Шприц впился в руку, и она сразу притихла. Я развернулся и бросился бежать, прямо в раскрытые объятия отца, который просто держал меня, пока я заходился в каких-то первобытных рыданиях, сам того не сознавая.
Вам нужно все это знать, поскольку вы должны понимать, что как раз в тот день я и решил стать психиатром. И не просто каким-то психиатром, а таким, какой в жизни не станет обращаться с пациентами как с какими-то отбросами, вне зависимости от того, насколько безнадежными и отвратительными они ни казались бы.

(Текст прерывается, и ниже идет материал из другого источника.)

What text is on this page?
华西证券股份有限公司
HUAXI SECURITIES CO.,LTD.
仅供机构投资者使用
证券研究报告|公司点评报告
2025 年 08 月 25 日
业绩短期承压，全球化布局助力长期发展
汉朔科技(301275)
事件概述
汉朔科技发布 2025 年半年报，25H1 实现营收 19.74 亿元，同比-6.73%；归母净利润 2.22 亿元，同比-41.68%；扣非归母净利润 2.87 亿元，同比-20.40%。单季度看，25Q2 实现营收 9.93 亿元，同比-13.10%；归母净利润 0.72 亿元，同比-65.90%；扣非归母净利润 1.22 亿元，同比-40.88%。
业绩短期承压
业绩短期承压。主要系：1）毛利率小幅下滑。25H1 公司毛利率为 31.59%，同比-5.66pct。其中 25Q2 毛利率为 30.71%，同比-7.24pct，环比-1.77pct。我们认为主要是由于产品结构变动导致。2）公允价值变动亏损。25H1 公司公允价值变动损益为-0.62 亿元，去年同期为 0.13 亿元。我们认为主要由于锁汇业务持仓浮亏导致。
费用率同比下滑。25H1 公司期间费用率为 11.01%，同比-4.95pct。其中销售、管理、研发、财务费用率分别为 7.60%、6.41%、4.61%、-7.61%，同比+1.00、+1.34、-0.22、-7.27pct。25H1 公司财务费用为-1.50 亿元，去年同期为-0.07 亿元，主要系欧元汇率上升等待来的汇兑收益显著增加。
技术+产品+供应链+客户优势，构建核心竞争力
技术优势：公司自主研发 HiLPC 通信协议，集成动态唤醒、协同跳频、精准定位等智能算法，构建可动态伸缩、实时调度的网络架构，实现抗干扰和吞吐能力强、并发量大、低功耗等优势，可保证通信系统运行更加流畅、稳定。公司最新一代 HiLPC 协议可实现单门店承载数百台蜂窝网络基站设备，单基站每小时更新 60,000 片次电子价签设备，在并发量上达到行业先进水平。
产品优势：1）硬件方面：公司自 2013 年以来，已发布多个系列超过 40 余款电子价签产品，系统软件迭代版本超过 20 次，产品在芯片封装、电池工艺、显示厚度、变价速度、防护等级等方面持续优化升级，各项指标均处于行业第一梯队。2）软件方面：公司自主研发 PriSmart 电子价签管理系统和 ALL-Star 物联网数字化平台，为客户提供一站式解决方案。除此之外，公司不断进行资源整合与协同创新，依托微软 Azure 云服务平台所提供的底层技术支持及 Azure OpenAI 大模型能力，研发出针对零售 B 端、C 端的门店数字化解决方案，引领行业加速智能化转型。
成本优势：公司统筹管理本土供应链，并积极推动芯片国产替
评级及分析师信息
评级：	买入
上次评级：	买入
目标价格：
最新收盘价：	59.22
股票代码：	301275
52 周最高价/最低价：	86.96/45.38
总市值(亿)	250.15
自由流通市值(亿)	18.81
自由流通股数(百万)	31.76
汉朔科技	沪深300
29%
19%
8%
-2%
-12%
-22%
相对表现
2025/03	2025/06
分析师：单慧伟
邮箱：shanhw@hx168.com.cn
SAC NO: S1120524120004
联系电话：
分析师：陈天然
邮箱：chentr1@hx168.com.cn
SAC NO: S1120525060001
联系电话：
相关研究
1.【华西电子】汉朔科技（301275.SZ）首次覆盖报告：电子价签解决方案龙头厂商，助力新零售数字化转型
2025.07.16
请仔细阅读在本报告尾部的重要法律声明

Это опять приводит меня к тому кошмарному сну, который приснился мне после прочтения истории болезни Джо. Одно из наиболее предсказуемых последствий какого-либо травмирующего опыта – это плохие сны, в которых вы опять его переживаете, особенно если ваш мозг еще находится в процессе развития, как у меня в момент того рокового столкновения с моей матерью. Как вы наверняка можете судить, читая эти строки, меня до сих пор преследует ощущение, что я просто обязан помочь всем до единого людям, страдающим от душевных болезней, – просто потому, что какая-то часть меня до сих пор ищет ответа на вопрос: уж не было ли какой-то моей собственной вины в том, что моя мать сошла с ума, для начала? Да, подобные обвинения в собственный адрес совершенно иррациональны, но дети – да и те из взрослых, что продолжают переживать какую-то детскую травму, – не обвиняют себя просто из одного лишь тайного стремления к самоненавистничеству. Они обвиняют себя, чтобы ощутить контроль над тем, что представляется неразрешимой ситуацией, поскольку единственный способ почувствовать, будто ты способен разобраться в ней, а в итоге и с ней, – это пересмотреть свою самоидентификацию как субъекта внешнего воздействия, пусть даже обвиняя себя в чем-то, над чем ты не властен.